Having a word for a thing, rather than just listing its properties, is a more compact code precisely in those cases where we can infer some of those properties from the other properties. (With the exception perhaps of very primitive words, like “red,” that we would use to send an entirely uncompressed description of our sensory experiences. But by the time you encounter a bug, or even a rock, you’re dealing with nonsimple property collections, far above the primitive level.)
So having a word “wiggin” for green-eyed black-haired people is more useful than just saying “green-eyed black-haired person” precisely when:
- Green-eyed people are more likely than average to be black-haired (and vice versa), meaning that we can probabilistically infer green eyes from black hair or vice versa; or
- Wiggins share other properties that can be inferred at greater-than-default probability.
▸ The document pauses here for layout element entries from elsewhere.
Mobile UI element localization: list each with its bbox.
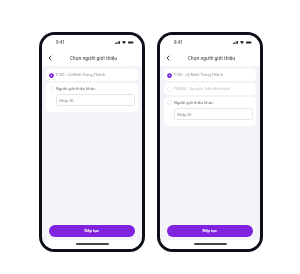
button[interactable]: Người giới thiệu khác: (164, 97, 256, 126)
button[interactable]: Tiếp tục (167, 225, 253, 237)
staticText: F120 - Lê Minh Trọng Thành (174, 72, 223, 77)
staticText: PM024 - Nguyễn Trần Minh Anh (174, 86, 230, 91)
button[interactable]: Tiếp tục (49, 225, 135, 237)
button[interactable]: Người giới thiệu khác: (46, 83, 138, 112)
staticText: Người giới thiệu khác: (174, 100, 214, 105)
button[interactable]: Back (163, 53, 173, 63)
staticText: Chọn người giới thiệu (70, 55, 118, 61)
staticText: 9:41 (174, 39, 183, 45)
staticText: Nhập ID (177, 112, 192, 117)
staticText: Tiếp tục (202, 228, 218, 234)
staticText: Chọn người giới thiệu (188, 55, 236, 61)
button[interactable]: F120 - Lê Minh Trọng Thành (164, 69, 256, 81)
staticText: F120 - Lê Minh Trọng Thành (56, 72, 105, 77)
button[interactable]: PM024 - Nguyễn Trần Minh Anh (164, 83, 256, 95)
button[interactable]: F120 - Lê Minh Trọng Thành (46, 69, 138, 81)
staticText: Người giới thiệu khác: (56, 86, 96, 91)
button[interactable]: Back (45, 53, 55, 63)
staticText: Nhập ID (59, 98, 74, 103)
staticText: Tiếp tục (84, 228, 100, 234)
staticText: 9:41 (56, 39, 65, 45)
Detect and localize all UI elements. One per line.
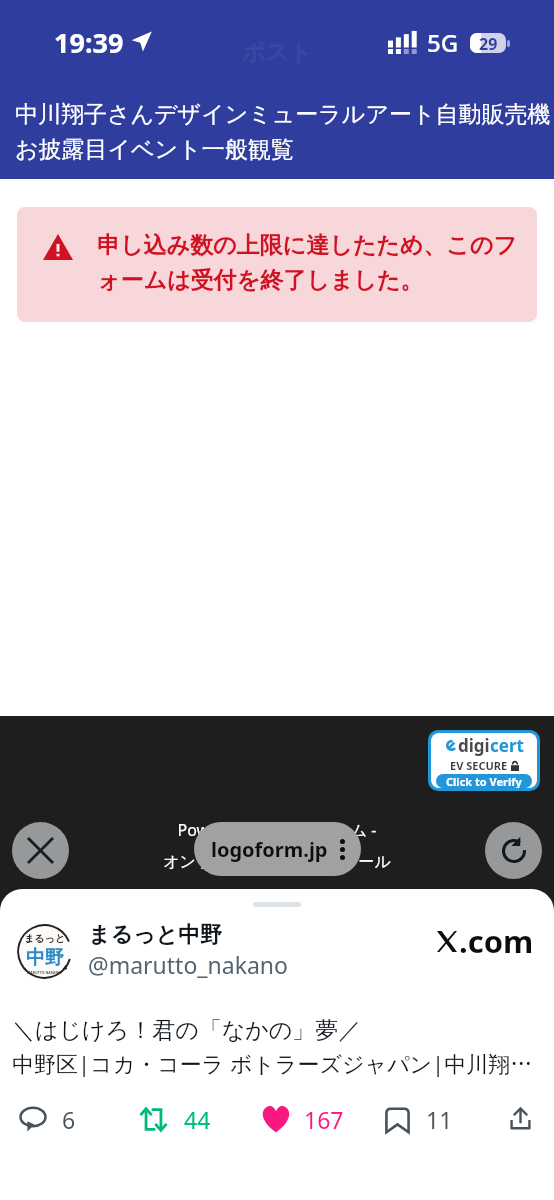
button[interactable]: Close xyxy=(12,822,69,879)
staticText: 6 xyxy=(62,1104,76,1135)
button[interactable]: Share xyxy=(504,1102,536,1134)
staticText: 5G xyxy=(427,26,459,59)
staticText: 11 xyxy=(426,1104,453,1135)
staticText: .com xyxy=(459,920,534,962)
staticText: まるっと中野 xyxy=(88,921,223,949)
staticText: 中野区|コカ・コーラ ボトラーズジャパン|中川翔子さんデザイン xyxy=(12,1048,541,1078)
staticText: 167 xyxy=(304,1104,344,1135)
button[interactable]: Reload xyxy=(485,822,542,879)
staticText: digi xyxy=(458,734,490,757)
staticText: cert xyxy=(490,734,524,757)
staticText: MARUTTO NAKANO xyxy=(27,970,62,975)
staticText: 申し込み数の上限に達したため、このフォームは受付を終了しました。 xyxy=(97,231,527,295)
staticText: Powered by ロゴフォーム - オンラインフォーム作成ツール xyxy=(163,819,391,872)
button[interactable]: 6 xyxy=(19,1102,76,1136)
button[interactable]: DigiCert EV Secure - Click to Verify xyxy=(431,733,537,788)
staticText: 29 xyxy=(479,33,498,53)
button[interactable]: logoform.jp xyxy=(194,822,361,876)
staticText: Click to Verify xyxy=(446,774,522,788)
staticText: ポスト xyxy=(242,38,313,67)
staticText: 19:39 xyxy=(54,24,124,61)
staticText: EV SECURE xyxy=(450,758,508,773)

In this case we have to separately observe the green eyes and black hair; but then, after observing both these properties independently, we can probabilistically infer other properties (like a taste for ketchup).
One may even consider the act of defining a word as a promise to this effect. Telling someone, “I define the word ‘wiggin’ to mean a person with green eyes and black hair,” by Gricean implication, asserts that the word “wiggin” will somehow help you make inferences / shorten your messages.
If green-eyes and black hair have no greater than default probability to be found together, nor does any other property occur at greater than default probability along with them, then the word “wiggin” is a lie: The word claims that certain people are worth distinguishing as a group, but they’re not.
In this case the word “wiggin” does not help describe reality more compactly—it is not defined by someone sending the shortest message—it has no role in the simplest explanation. Equivalently, the word “wiggin” will be of no help to you in doing any Bayesian inference. Even if you do not call the word a lie, it is surely an error.
And the way to carve reality at its joints is to draw your boundaries around concentrations of unusually high probability density in Thingspace.